A couple weeks ago I conducted a poll* to test my hypothesis that while involved in a relationship with another human, women tend to jerk off more often, whereas men are more likely to save their spub for the main event. Because of the highly unscientific nature of the poll, the results were inconclusive, but you all are pretty funny (and, in some cases, gross). Here are some excerpts, divided by gender.
"If I'm not getting any for an extended period of time, I'll go through spells of lots of self-pleasuring but will also have times where I don't even think the parts are working. If I'm getting it once a week or so, there are days in between when I really can't do anything but stay in bed with my toys. If I'm getting it every day, and getting it good, I might masturbate during the day or even in conjunction with some partner action."
"I don't think there's a set formula. For example, I used to go out with this one guy and we didn't have sex very often, even though I liked sex and would have wanted to have it (with anyone but him).

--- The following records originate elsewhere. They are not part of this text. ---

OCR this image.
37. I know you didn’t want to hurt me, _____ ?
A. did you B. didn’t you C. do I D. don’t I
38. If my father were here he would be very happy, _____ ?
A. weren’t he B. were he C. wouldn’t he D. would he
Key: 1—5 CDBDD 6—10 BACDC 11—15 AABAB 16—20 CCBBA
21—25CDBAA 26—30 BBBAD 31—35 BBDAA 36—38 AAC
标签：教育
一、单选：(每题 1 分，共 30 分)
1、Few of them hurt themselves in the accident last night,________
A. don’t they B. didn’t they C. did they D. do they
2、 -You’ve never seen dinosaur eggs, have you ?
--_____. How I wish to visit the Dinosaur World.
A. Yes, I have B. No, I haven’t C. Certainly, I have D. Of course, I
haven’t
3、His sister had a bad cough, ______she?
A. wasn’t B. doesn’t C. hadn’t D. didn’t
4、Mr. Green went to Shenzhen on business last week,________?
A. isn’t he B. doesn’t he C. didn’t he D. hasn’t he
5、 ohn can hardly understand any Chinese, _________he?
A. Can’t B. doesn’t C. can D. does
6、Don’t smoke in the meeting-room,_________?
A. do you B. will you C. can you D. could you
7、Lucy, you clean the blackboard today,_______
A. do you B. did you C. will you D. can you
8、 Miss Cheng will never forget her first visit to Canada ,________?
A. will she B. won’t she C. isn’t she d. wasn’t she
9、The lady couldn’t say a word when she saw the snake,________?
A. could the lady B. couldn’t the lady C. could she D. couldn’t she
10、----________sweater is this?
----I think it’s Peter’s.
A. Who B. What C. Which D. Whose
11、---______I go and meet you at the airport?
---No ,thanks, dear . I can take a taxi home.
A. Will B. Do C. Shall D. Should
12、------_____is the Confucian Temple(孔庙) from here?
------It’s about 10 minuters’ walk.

Having sex with him put me off it a bit, so it wasn't a big priority."
"Judith, I am a mother of two. Mothers don't masturbate!"
"I'm a straight girl, and I definitely masturbate more when I'm getting sex regularly. Having sex makes me feel more sexual all the time. It's not about quantity as much as it is a general heightening of sexual awareness—I remember my taste for blood and feel compelled to gorge myself at every opportunity."

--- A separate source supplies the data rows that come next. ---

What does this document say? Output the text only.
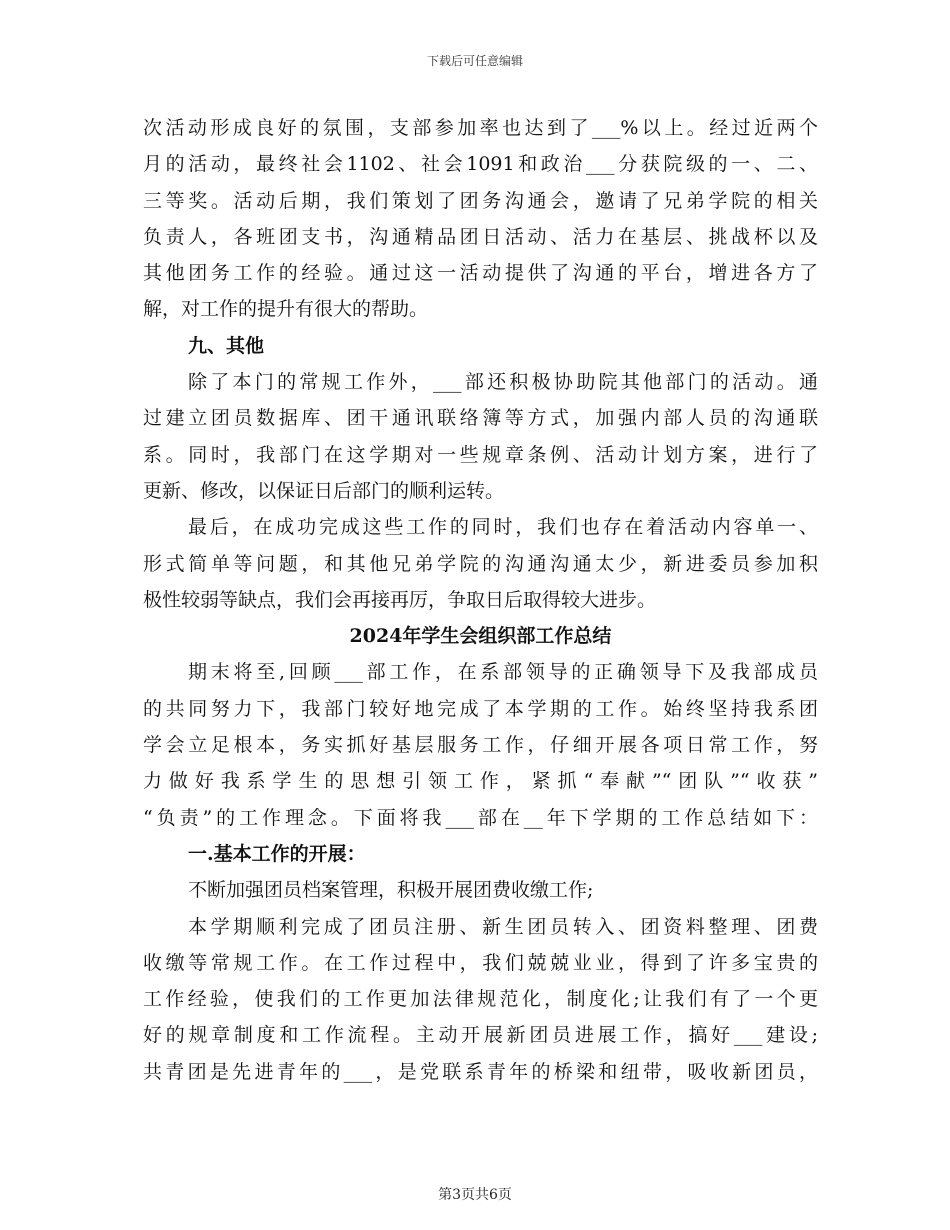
下载后可任意编辑
次活动形成良好的氛围，支部参加率也达到了___%以上。经过近两个
月的活动，最终社会1102、社会1091和政治___分获院级的一、二、
三等奖。活动后期，我们策划了团务沟通会，邀请了兄弟学院的相关
负责人，各班团支书，沟通精品团日活动、活力在基层、挑战杯以及
其他团务工作的经验。通过这一活动提供了沟通的平台，增进各方了
解，对工作的提升有很大的帮助。
九、其他
除了本门的常规工作外，___部还积极协助院其他部门的活动。通
过建立团员数据库、团干通讯联络簿等方式，加强内部人员的沟通联
系。同时，我部门在这学期对一些规章条例、活动计划方案，进行了
更新、修改，以保证日后部门的顺利运转。
最后，在成功完成这些工作的同时，我们也存在着活动内容单一、
形式简单等问题，和其他兄弟学院的沟通沟通太少，新进委员参加积
极性较弱等缺点，我们会再接再厉，争取日后取得较大进步。
2024年学生会组织部工作总结
期末将至,回顾___部工作，在系部领导的正确领导下及我部成员
的共同努力下，我部门较好地完成了本学期的工作。始终坚持我系团
学会立足根本，务实抓好基层服务工作，仔细开展各项日常工作，努
力做好我系学生的思想引领工作，紧抓“奉献”“团队”“收获”
“负责”的工作理念。下面将我___部在__年下学期的工作总结如下：
一.基本工作的开展：
不断加强团员档案管理，积极开展团费收缴工作;
本学期顺利完成了团员注册、新生团员转入、团资料整理、团费
收缴等常规工作。在工作过程中，我们兢兢业业，得到了许多宝贵的
工作经验，使我们的工作更加法律规范化，制度化;让我们有了一个更
好的规章制度和工作流程。主动开展新团员进展工作，搞好___建设;
共青团是先进青年的___，是党联系青年的桥梁和纽带，吸收新团员，
第3页共6页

"I gave up spanking it for Lent. (I hate to admit it, but the ads for 40 Days and 40 Nights were probably the impetus behind this move—I'm not much of a Catholic.) While my friends are of the opinion that it's not really much of a sacrifice, as I'm in a new relationship and there's lots of fucking going on, I always masturbate more when I'm getting laid regularly. My theory is that the more I get it, the more I want it—and she's not always around."
"My girlfriend (female—not prison bitch, I'm straight) and I have been dating a little over three months. Almost immediately, my masturbatory action dwindled to about none (as opposed to at least once a day when I was single). I woke up one night to my girlfriend pleasing herself. Instead of getting furious, I asked her if she wanted me to finish her up (she did). I think the main reason I don't stroke it as often has to do with how close we are. We love each other, we please each other, everything is good."

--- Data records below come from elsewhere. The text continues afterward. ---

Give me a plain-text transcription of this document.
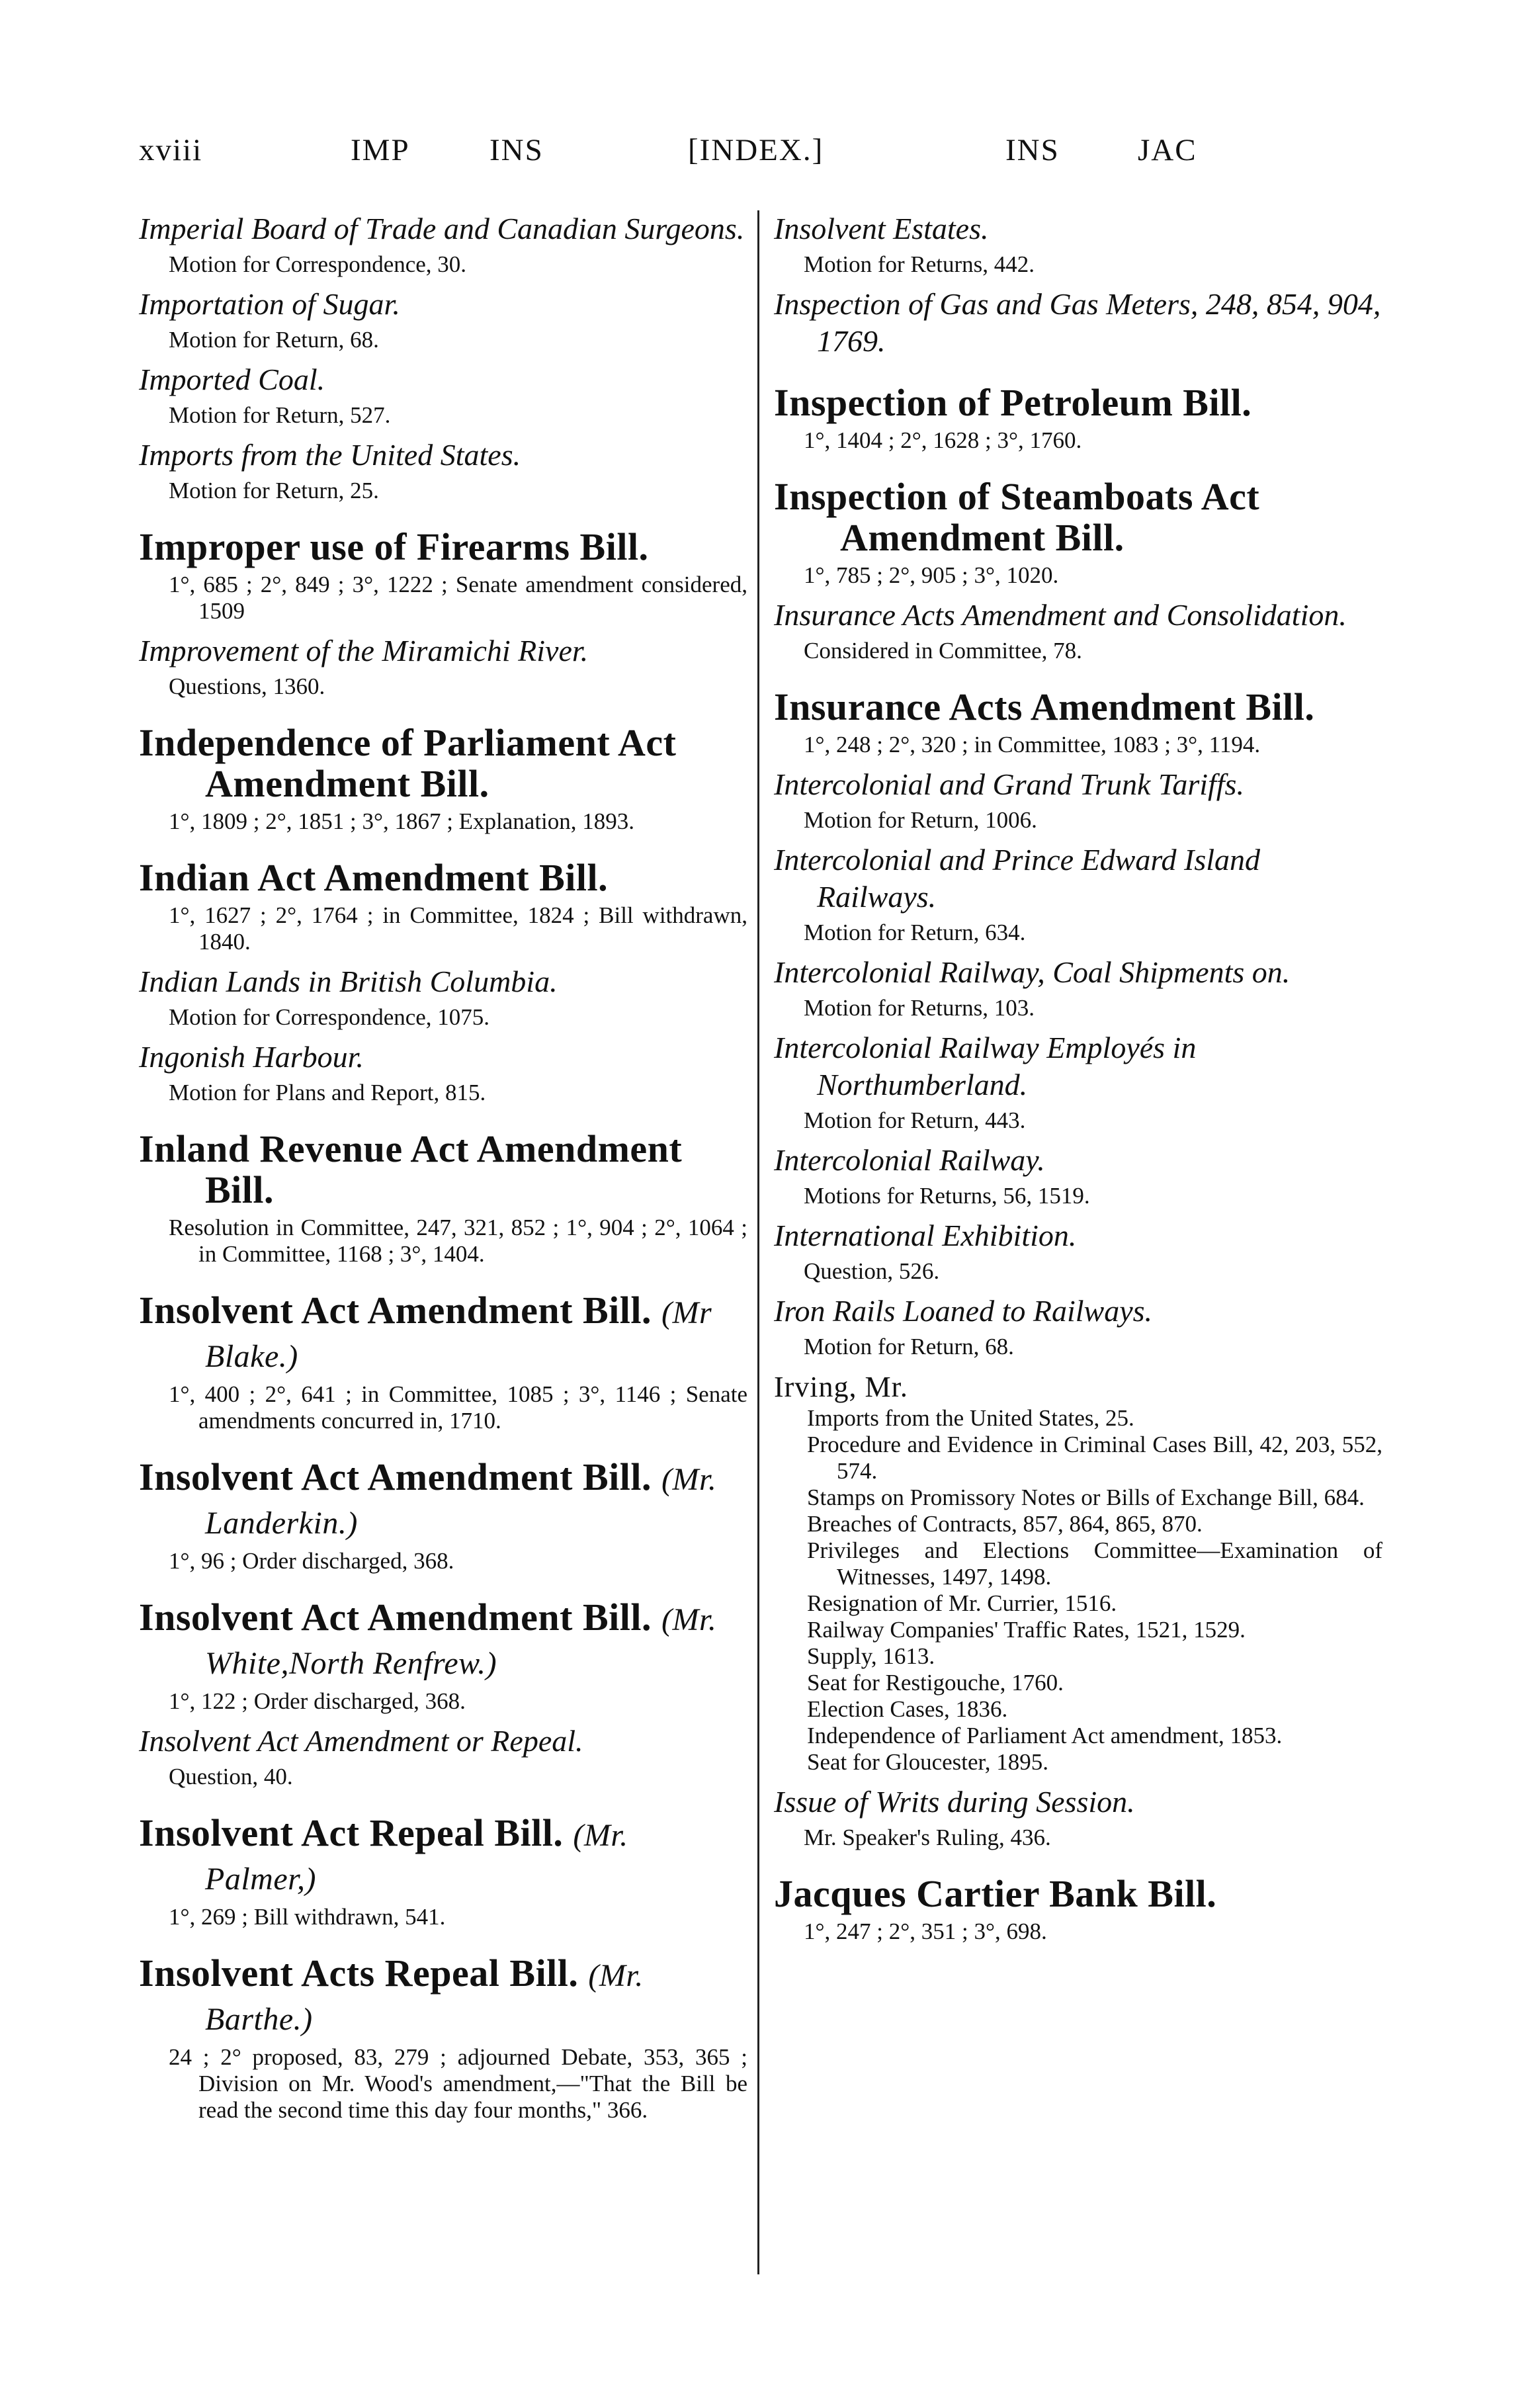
xviii	IMP	INS	[INDEX.]	INS	JAC
Imperial Board of Trade and Canadian Surgeons.
Motion for Correspondence, 30.
Importation of Sugar.
Motion for Return, 68.
Imported Coal.
Motion for Return, 527.
Imports from the United States.
Motion for Return, 25.
Improper use of Firearms Bill.
1°, 685 ; 2°, 849 ; 3°, 1222 ; Senate amendment considered, 1509
Improvement of the Miramichi River.
Questions, 1360.
Independence of Parliament Act Amendment Bill.
1°, 1809 ; 2°, 1851 ; 3°, 1867 ; Explanation, 1893.
Indian Act Amendment Bill.
1°, 1627 ; 2°, 1764 ; in Committee, 1824 ; Bill withdrawn, 1840.
Indian Lands in British Columbia.
Motion for Correspondence, 1075.
Ingonish Harbour.
Motion for Plans and Report, 815.
Inland Revenue Act Amendment Bill.
Resolution in Committee, 247, 321, 852 ; 1°, 904 ; 2°, 1064 ; in Committee, 1168 ; 3°, 1404.
Insolvent Act Amendment Bill. (Mr Blake.)
1°, 400 ; 2°, 641 ; in Committee, 1085 ; 3°, 1146 ; Senate amendments concurred in, 1710.
Insolvent Act Amendment Bill. (Mr. Landerkin.)
1°, 96 ; Order discharged, 368.
Insolvent Act Amendment Bill. (Mr. White,North Renfrew.)
1°, 122 ; Order discharged, 368.
Insolvent Act Amendment or Repeal.
Question, 40.
Insolvent Act Repeal Bill. (Mr. Palmer,)
1°, 269 ; Bill withdrawn, 541.
Insolvent Acts Repeal Bill. (Mr. Barthe.)
24 ; 2° proposed, 83, 279 ; adjourned Debate, 353, 365 ; Division on Mr. Wood's amendment,—"That the Bill be read the second time this day four months," 366.
Insolvent Estates.
Motion for Returns, 442.
Inspection of Gas and Gas Meters, 248, 854, 904, 1769.
Inspection of Petroleum Bill.
1°, 1404 ; 2°, 1628 ; 3°, 1760.
Inspection of Steamboats Act Amendment Bill.
1°, 785 ; 2°, 905 ; 3°, 1020.
Insurance Acts Amendment and Consolidation.
Considered in Committee, 78.
Insurance Acts Amendment Bill.
1°, 248 ; 2°, 320 ; in Committee, 1083 ; 3°, 1194.
Intercolonial and Grand Trunk Tariffs.
Motion for Return, 1006.
Intercolonial and Prince Edward Island Railways.
Motion for Return, 634.
Intercolonial Railway, Coal Shipments on.
Motion for Returns, 103.
Intercolonial Railway Employés in Northumberland.
Motion for Return, 443.
Intercolonial Railway.
Motions for Returns, 56, 1519.
International Exhibition.
Question, 526.
Iron Rails Loaned to Railways.
Motion for Return, 68.
Irving, Mr.
Imports from the United States, 25.
Procedure and Evidence in Criminal Cases Bill, 42, 203, 552, 574.
Stamps on Promissory Notes or Bills of Exchange Bill, 684.
Breaches of Contracts, 857, 864, 865, 870.
Privileges and Elections Committee—Examination of Witnesses, 1497, 1498.
Resignation of Mr. Currier, 1516.
Railway Companies' Traffic Rates, 1521, 1529.
Supply, 1613.
Seat for Restigouche, 1760.
Election Cases, 1836.
Independence of Parliament Act amendment, 1853.
Seat for Gloucester, 1895.
Issue of Writs during Session.
Mr. Speaker's Ruling, 436.
Jacques Cartier Bank Bill.
1°, 247 ; 2°, 351 ; 3°, 698.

OK, Stud Monkey, I just have to interrupt here. What kind of jackass would be "furious" to wake up and find their girlfriend getting her rocks off? Why would you even consider that a possible reaction? And "not prison bitch"? How gay-friendly of you. You're icky.
"I jerk off more when I'm getting laid. You know how athletes warm up before a game? I jerk off before she gets to my house, because that way the pregame jitters are gone, and it eliminates the possibility of any premature firing."
"I definitely jerk off more in a relationship, because shooting on someone's ass, tits, pussy, stomach, face, hair, etc., is infinitely more appealing than the sink. As for women doing it more often when they're involved—let's face it, most guys have no clue how to make a woman come, so once the three-minute hero has grunted, finished, and fallen asleep, it's time to break out that Pocket Rocket."
"I reduce my masturbation when I'm going out with a gal because I don't want to waste any shots. I also don't fill my head with too many fantasy images, because the thought of me fucking Fairuza Balk in the ass with my three-foot long cock while she's wearing a latex cat suit is going to be stronger than any real girl in front of me. Of course, when I'm not seeing anybody, I've been known to beat my meat three or four times a day. Once I thought I broke my wrist."
"When I'm dating somebody, I want to be at peak performance, so I save up everything—erotic energy, backlog of fantasies, and, yes, steaming hot jism—for when I'm with 'my man' in person."
*As usual, way more men than women wrote in. And I got absolutely zero responses from lesbians—what up with that?